IV. L'ÉLABORATION IDÉOLOGIQUE

 

 

IV.a. La Nahda ou la naissance du Salafisme

 

L’Orient ne trouvera son salut qu’en se réconciliant avec la raison et la science - Jamal ad-Dîn al-Afghâni (1838-1898).

 

Le colonialisme inquiète les Oulémas (théologiens) qui finissent par se demander jusqu'à quand il va leur falloir avaler les couleuvres des occidentaux. Tant que nous serons divisés et que l'Islam sera corrompu, et surtout désarmé, est la réponse. La voie est donc tracée. Pour les pères de la Nahda (renaissance), Alfghâni et Abdu, il faut réviser "l'Islam des gens", retrouver l'orthodoxie, et ouvrir le pays aux nouveautés.  Le programme  du Salafisme, ou Nahda, est  l'acquisition des sciences, et le retour à la foi des ancêtres (Salaf), purifiée de ses superstitions.
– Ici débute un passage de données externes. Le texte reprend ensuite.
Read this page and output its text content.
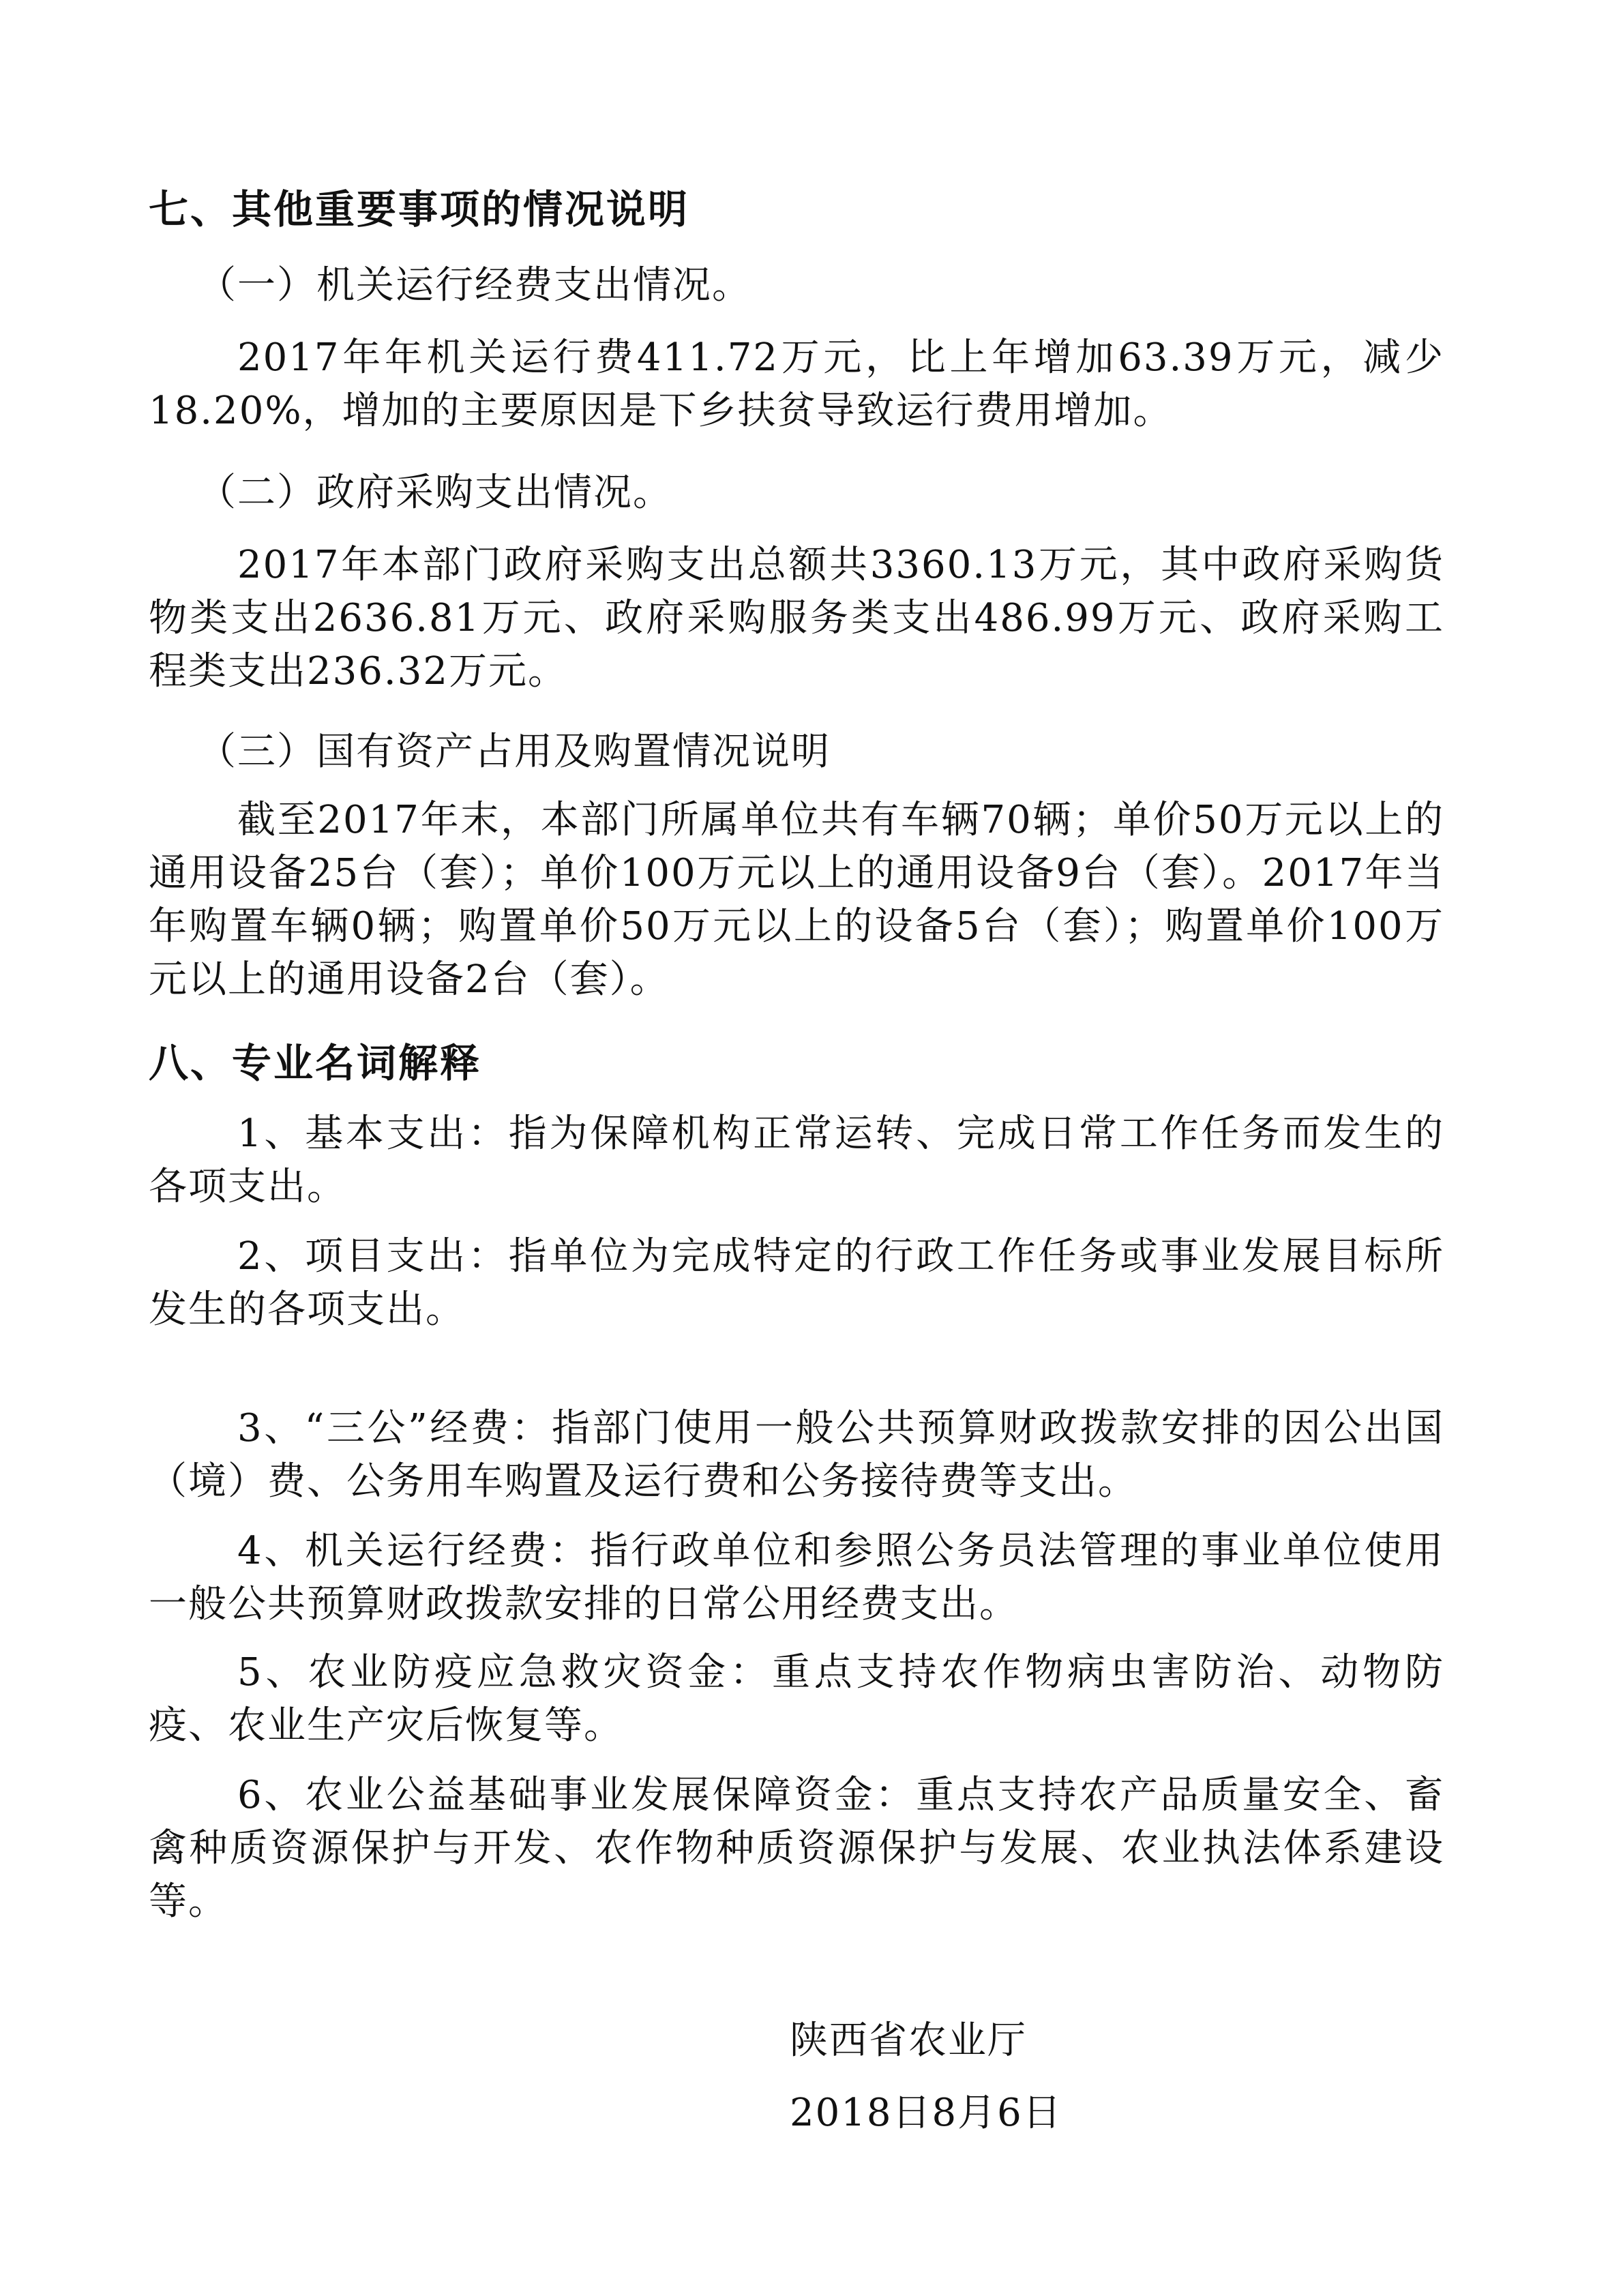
七、其他重要事项的情况说明

（一）机关运行经费支出情况。

2017年年机关运行费411.72万元，比上年增加63.39万元，减少18.20%，增加的主要原因是下乡扶贫导致运行费用增加。

（二）政府采购支出情况。

2017年本部门政府采购支出总额共3360.13万元，其中政府采购货物类支出2636.81万元、政府采购服务类支出486.99万元、政府采购工程类支出236.32万元。

（三）国有资产占用及购置情况说明

截至2017年末，本部门所属单位共有车辆70辆；单价50万元以上的通用设备25台（套）；单价100万元以上的通用设备9台（套）。2017年当年购置车辆0辆；购置单价50万元以上的设备5台（套）；购置单价100万元以上的通用设备2台（套）。

八、专业名词解释

1、基本支出：指为保障机构正常运转、完成日常工作任务而发生的各项支出。

2、项目支出：指单位为完成特定的行政工作任务或事业发展目标所发生的各项支出。

3、“三公”经费：指部门使用一般公共预算财政拨款安排的因公出国（境）费、公务用车购置及运行费和公务接待费等支出。

4、机关运行经费：指行政单位和参照公务员法管理的事业单位使用一般公共预算财政拨款安排的日常公用经费支出。

5、农业防疫应急救灾资金：重点支持农作物病虫害防治、动物防疫、农业生产灾后恢复等。

6、农业公益基础事业发展保障资金：重点支持农产品质量安全、畜禽种质资源保护与开发、农作物种质资源保护与发展、农业执法体系建设等。

陕西省农业厅

2018日8月6日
La publication, à Paris, du journal Al-Urwâ al-Wuthqâ, aura une influence certaine dans les pays du Maghreb.

La nécessité d'un esprit de fraternité, critique et rationnel, et d'une foi régénérée, se traduit par l'exigence d'une communauté de destin. Des réformistes qui ne sont pas des Oulémas, mus par leurs sentiments anti-colonialistes, fondent des comités de lutte autour de 1900, et combattent sur deux fronts : d'une part, contre les Oulémas et les zaouïas favorables à la colonisation; de l'autre, pour un Maghreb souverain. De fait, les Salafites tirent leur force des classes aisées qui prennent leur distance à l'égard des confréries traditionnelles. En même temps, ils s'adaptent aux exigences de la modernité et transforment leur redressement moral en une vision politique libérale d'abord, nationaliste ensuite (cf. Djaït Hichem).

IV.b. La formation de l'esprit de revendication

 

A l'instigation de certains intellectuels tunisiens formés dans les rangs de la Nahda, le premier comité pour l'Indépendance de la Tunisie et de l'Algérie pour une République Nord-africaine, ou mieux, pour un Espace maghrébin réunifié, est constitué à Genève. La naissance de la Société des Nations lui fournit l'occasion de demander un référendum en faveur de l'Indépendance, car Algériens et Tunisiens "ont toujours formé un seul pays " et " le peuple algéro-tunisien n'a pas renoncé à son indépendance ". L'écho de ces belles paroles n'est pas très considérable.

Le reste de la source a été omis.